Only the rarest diamonds emerge in perfect condition. There are various but slight imperfections on or inside diamonds and the term clarity defines the quantity and size of these imperfections such as internal inclusions and surface blemishes. Most often diamonds are imperfect. The imperfections found in diamonds are natural and can not be visible to the naked eye. Actually these imperfections are blemishes that are formed over time on the surface of a diamond or internal inclusions by various minerals and elements. These are some kind of footprints of nature. Because of these footprints, tiny surface blemishes and internal inclusions may occur in a diamond. There are several different types of inclusions such as bearding, graining, cavity, feather etc. Bearding causes a slightly blurred or fuzzy appearance on the diamond. Graining causes some changes in color. Internal graining begins to appear as white, colored, or reflective lines. Cavities can appear colorless or colorful. Feather can appear to be transparent or it can capture light and create more of a white appearance. The size of the inclusion is important because the bigger the inclusion, the bigger impact the inclusion will have on the diamond’s clarity grade.
Clarity scale of a diamond is defined as following: FL, IF-VVS1, VVS2- VS1, VS2- SI1, SI2- I1, I2, I3.

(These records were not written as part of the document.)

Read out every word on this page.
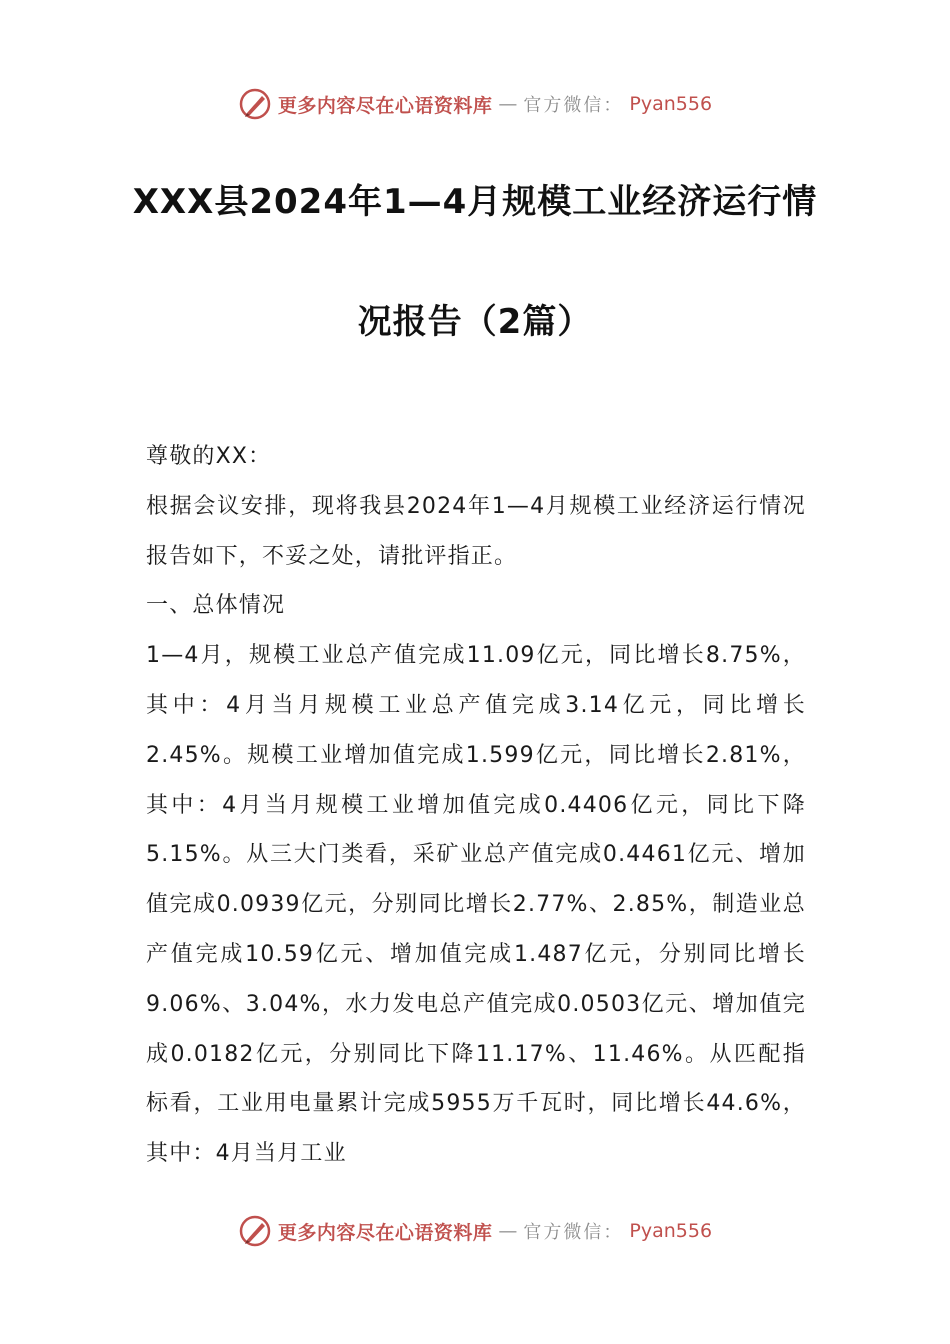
更多内容尽在心语资料库 — 官方微信： Pyan556
XXX县2024年1—4月规模工业经济运行情
况报告（2篇）

尊敬的XX：

根据会议安排，现将我县2024年1—4月规模工业经济运行情况报告如下，不妥之处，请批评指正。

一、总体情况

1—4月，规模工业总产值完成11.09亿元，同比增长8.75%，其中：4月当月规模工业总产值完成3.14亿元，同比增长2.45%。规模工业增加值完成1.599亿元，同比增长2.81%，其中：4月当月规模工业增加值完成0.4406亿元，同比下降5.15%。从三大门类看，采矿业总产值完成0.4461亿元、增加值完成0.0939亿元，分别同比增长2.77%、2.85%，制造业总产值完成10.59亿元、增加值完成1.487亿元，分别同比增长9.06%、3.04%，水力发电总产值完成0.0503亿元、增加值完成0.0182亿元，分别同比下降11.17%、11.46%。从匹配指标看，工业用电量累计完成5955万千瓦时，同比增长44.6%，其中：4月当月工业

更多内容尽在心语资料库 — 官方微信： Pyan556
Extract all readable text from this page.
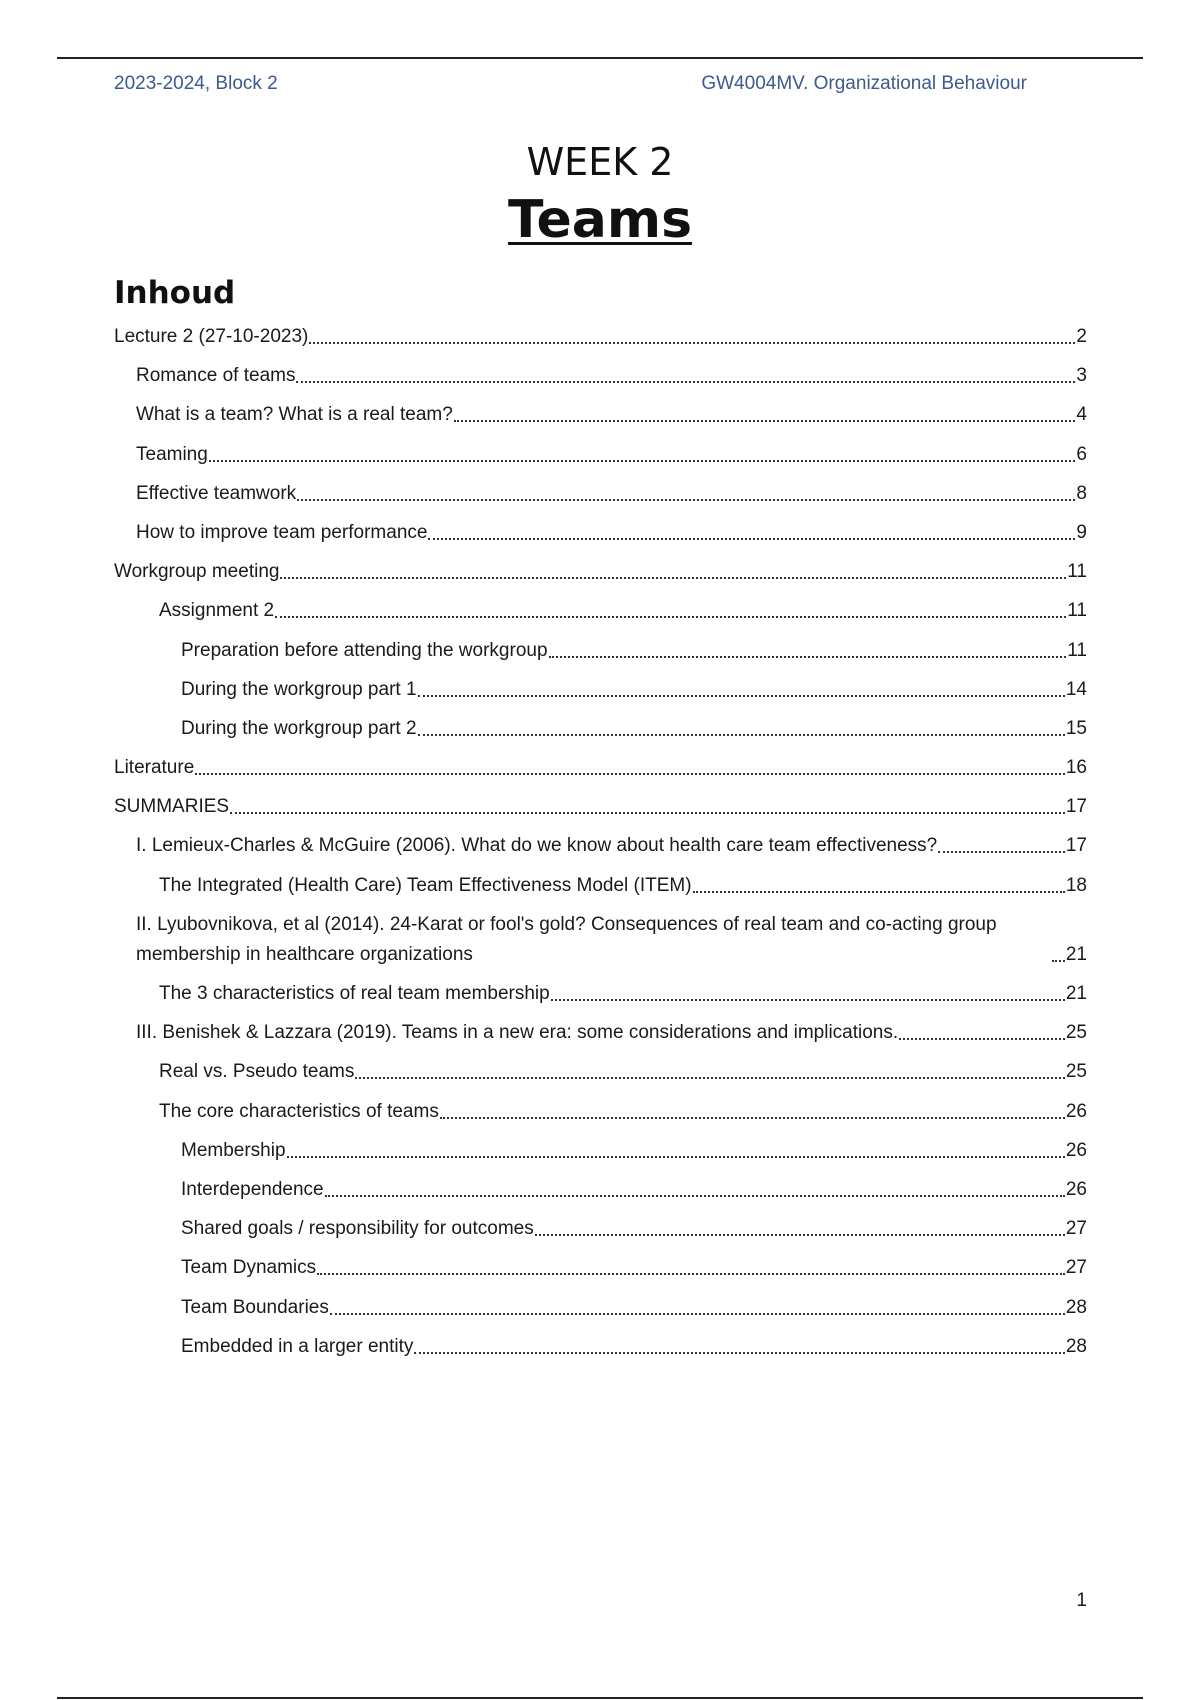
2023-2024, Block 2	GW4004MV. Organizational Behaviour
WEEK 2
Teams
Inhoud
Lecture 2 (27-10-2023)	2
Romance of teams	3
What is a team? What is a real team?	4
Teaming	6
Effective teamwork	8
How to improve team performance	9
Workgroup meeting	11
Assignment 2	11
Preparation before attending the workgroup	11
During the workgroup part 1	14
During the workgroup part 2	15
Literature	16
SUMMARIES	17
I. Lemieux-Charles & McGuire (2006). What do we know about health care team effectiveness?	17
The Integrated (Health Care) Team Effectiveness Model (ITEM)	18
II. Lyubovnikova, et al (2014). 24-Karat or fool's gold? Consequences of real team and co-acting group membership in healthcare organizations	21
The 3 characteristics of real team membership	21
III. Benishek & Lazzara (2019). Teams in a new era: some considerations and implications.	25
Real vs. Pseudo teams	25
The core characteristics of teams	26
Membership	26
Interdependence	26
Shared goals / responsibility for outcomes	27
Team Dynamics	27
Team Boundaries	28
Embedded in a larger entity	28
1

FL-IF (Flawless-Internally flawless): The most expensive clarity scale in diamonds. It means that there is no blemish on the surface or in the diamond. Flawless diamonds are extremely rare.
VVS1-VVS2 (Very Very Small Inclusions 1-2): Clarity is near-perfect. It is considered as almost flawless. If clarity is a significant criteria for you, a diamond in this clarity scale can be a good choice.

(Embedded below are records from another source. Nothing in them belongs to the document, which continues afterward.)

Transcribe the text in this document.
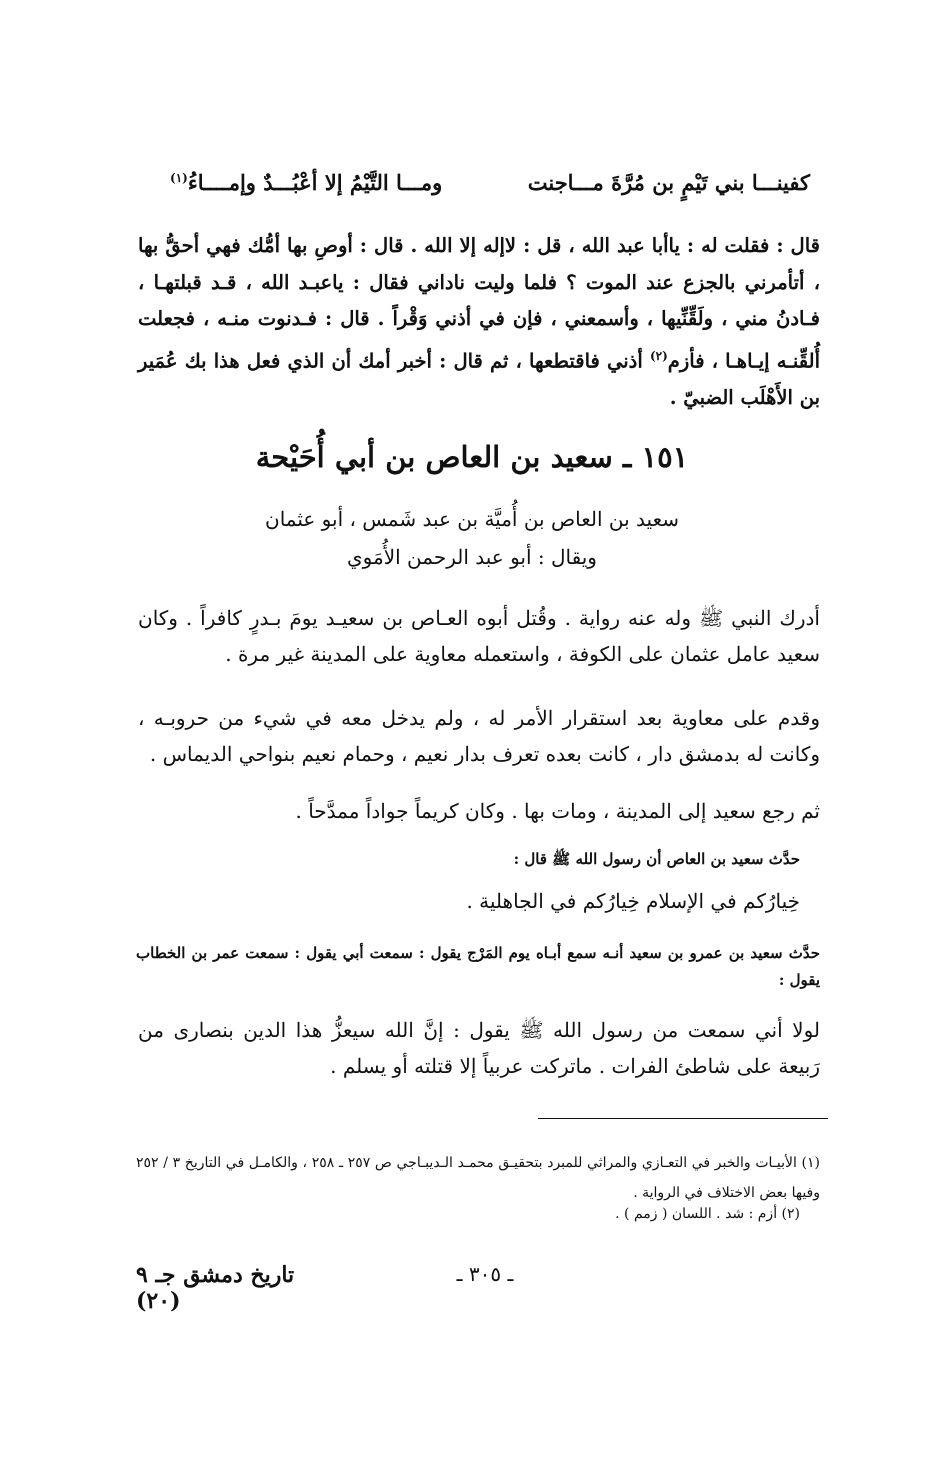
كفينـــا بني تَيْمٍ بن مُرَّةَ مـــاجنت
ومـــا التَّيْمُ إلا أعْبُـــدٌ وإمــــاءُ$^{(١)}$
قال : فقلت له : ياأبا عبد الله ، قل : لاإله إلا الله . قال : أوصِ بها أمُّك فهي أحقُّ بها ، أتأمرني بالجزع عند الموت ؟ فلما وليت ناداني فقال : ياعبـد الله ، قـد قبلتهـا ، فـادنُ مني ، ولَقِّنِّيها ، وأسمعني ، فإن في أذني وَقْراً . قال : فـدنوت منـه ، فجعلت أُلقِّنـه إيـاهـا ، فأزم$^{(٢)}$ أذني فاقتطعها ، ثم قال : أخبر أمك أن الذي فعل هذا بك عُمَير بن الأَهْلَب الضبيّ .
١٥١ ـ سعيد بن العاص بن أبي أُحَيْحة
سعيد بن العاص بن أُميَّة بن عبد شَمس ، أبو عثمان
ويقال : أبو عبد الرحمن الأُمَوي
أدرك النبي ﷺ وله عنه رواية . وقُتل أبوه العـاص بن سعيـد يومَ بـدرٍ كافراً . وكان سعيد عامل عثمان على الكوفة ، واستعمله معاوية على المدينة غير مرة .
وقدم على معاوية بعد استقرار الأمر له ، ولم يدخل معه في شيء من حروبـه ، وكانت له بدمشق دار ، كانت بعده تعرف بدار نعيم ، وحمام نعيم بنواحي الديماس .
ثم رجع سعيد إلى المدينة ، ومات بها . وكان كريماً جواداً ممدَّحاً .
حدَّث سعيد بن العاص أن رسول الله ﷺ قال :
خِيارُكم في الإسلام خِيارُكم في الجاهلية .
حدَّث سعيد بن عمرو بن سعيد أنـه سمع أبـاه يوم المَرْج يقول : سمعت أبي يقول : سمعت عمر بن الخطاب يقول :
لولا أني سمعت من رسول الله ﷺ يقول : إنَّ الله سيعزُّ هذا الدين بنصارى من رَبيعة على شاطئ الفرات . ماتركت عربياً إلا قتلته أو يسلم .
(١) الأبيـات والخبر في التعـازي والمراثي للمبرد بتحقيـق محمـد الـديبـاجي ص ٢٥٧ ـ ٢٥٨ ، والكامـل في التاريخ ٣ / ٢٥٢ وفيها بعض الاختلاف في الرواية .
(٢) أزم : شد . اللسان ( زمم ) .
ـ ٣٠٥ ـ
تاريخ دمشق جـ ٩ (٢٠)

VS1-VS2 (Very Small Inclusions 1-2): This scale emphasizes that some blemishes can be seen by using a magnifying glass. If you aim to purchase a clear diamond with the best price that fits your budget, you had better make a choice between the clarity scales mentioned above.
SI1-SI2 (Small Inclusions 1-2): These diamonds have blemishes that can only be seen by using a magnifying glass and are almost always clear to the naked eye. These diamonds have an affordable price.
I1, I2, I3 (Inclusions 1-2): These are diamonds that have the cheapest price and have many blemishes that can be visible to the naked eye.
If you desire a round diamond, you can prefer H color diamond with a ‘Very Good’ cut and a clarity of VS2.
If you have a restricted budget, you can go as low as SI1 for clarity, J for color and ‘Good’ for cut in round diamonds. If you prefer a diamond under 1 carat, you can consider a drop to SI2 clarity. If the diamond is under 1,5 carats and will be mounted on a golden ring, you can consider a L-M color. After these steps, if size matters more than else, you can choose a ‘Fair’ cut round or fancy shape.